Over one million tokens were launched in 2022 — but only 40,521 received enough traction to be worth analyzing, according to the report.

Of the 40,521 analyzed, 9,902 tokens experienced a significant price decline within the first week of their launch — accounting for 24% of all launched tokens.

Tokens launched in 2022 (Source: Chainalysis)
Tokens launched in 2022 (Source: Chainalysis)

P&D schemes start with a well-promoted asset which often uses misleading statements that cause the price to increase, according to the report. After a sufficient level is reached, the holders sell their holdings at an overvalued price, causing the price to plummet. Therefore, the report considers significant price declines recorded soon after the token launch as a “telltale sign” of a P&D scheme.

25 largest first-week drops

With that being said, the report also acknowledges the possibility that the crash in price of the tokens might have resulted from market conditions.

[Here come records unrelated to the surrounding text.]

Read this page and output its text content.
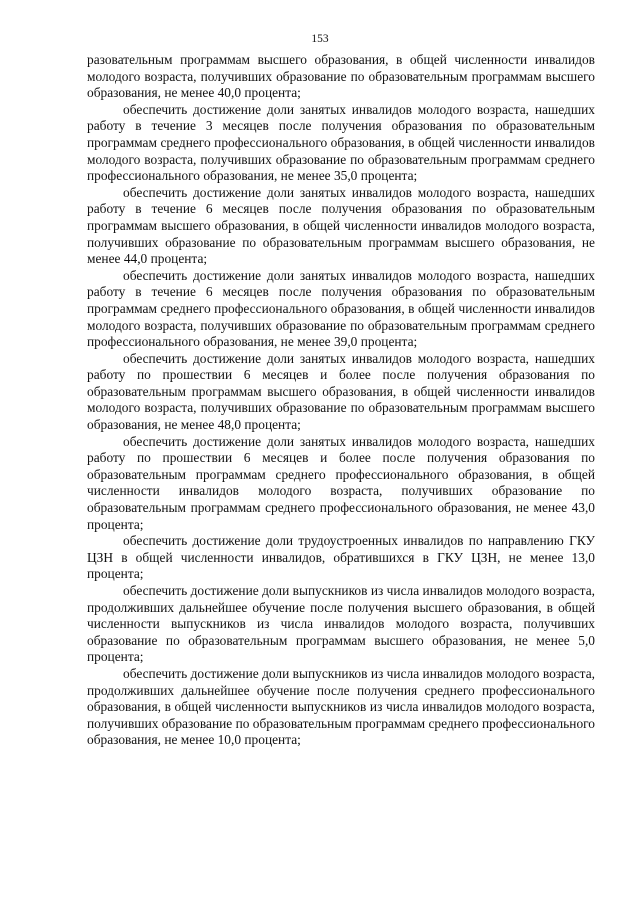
153

разовательным программам высшего образования, в общей численности инвалидов молодого возраста, получивших образование по образовательным программам высшего образования, не менее 40,0 процента;

обеспечить достижение доли занятых инвалидов молодого возраста, нашедших работу в течение 3 месяцев после получения образования по образовательным программам среднего профессионального образования, в общей численности инвалидов молодого возраста, получивших образование по образовательным программам среднего профессионального образования, не менее 35,0 процента;

обеспечить достижение доли занятых инвалидов молодого возраста, нашедших работу в течение 6 месяцев после получения образования по образовательным программам высшего образования, в общей численности инвалидов молодого возраста, получивших образование по образовательным программам высшего образования, не менее 44,0 процента;

обеспечить достижение доли занятых инвалидов молодого возраста, нашедших работу в течение 6 месяцев после получения образования по образовательным программам среднего профессионального образования, в общей численности инвалидов молодого возраста, получивших образование по образовательным программам среднего профессионального образования, не менее 39,0 процента;

обеспечить достижение доли занятых инвалидов молодого возраста, нашедших работу по прошествии 6 месяцев и более после получения образования по образовательным программам высшего образования, в общей численности инвалидов молодого возраста, получивших образование по образовательным программам высшего образования, не менее 48,0 процента;

обеспечить достижение доли занятых инвалидов молодого возраста, нашедших работу по прошествии 6 месяцев и более после получения образования по образовательным программам среднего профессионального образования, в общей численности инвалидов молодого возраста, получивших образование по образовательным программам среднего профессионального образования, не менее 43,0 процента;

обеспечить достижение доли трудоустроенных инвалидов по направлению ГКУ ЦЗН в общей численности инвалидов, обратившихся в ГКУ ЦЗН, не менее 13,0 процента;

обеспечить достижение доли выпускников из числа инвалидов молодого возраста, продолживших дальнейшее обучение после получения высшего образования, в общей численности выпускников из числа инвалидов молодого возраста, получивших образование по образовательным программам высшего образования, не менее 5,0 процента;

обеспечить достижение доли выпускников из числа инвалидов молодого возраста, продолживших дальнейшее обучение после получения среднего профессионального образования, в общей численности выпускников из числа инвалидов молодого возраста, получивших образование по образовательным программам среднего профессионального образования, не менее 10,0 процента;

As such, the report examined 25 tokens that recorded the most significant price drops within the first week of their launch.

The results showed that these projects lacked trustworthiness — many containing “honeypot” coding that prevented new buyers from selling their tokens.

Data points to the same crowd

“In many cases, the same wallet provided initial liquidity for several tokens” that fit the report’s P&D criteria, the report stated. The data pointed to 445 unique wallets belonging to either individuals or groups — accounting for 24% of the 9,902 tokens that resemble P&D schemes.

“The most prolific” suspected P&D scheme creator the report identified launched 264 tokens in 2022 that were amongst the 9,902 tokens detected.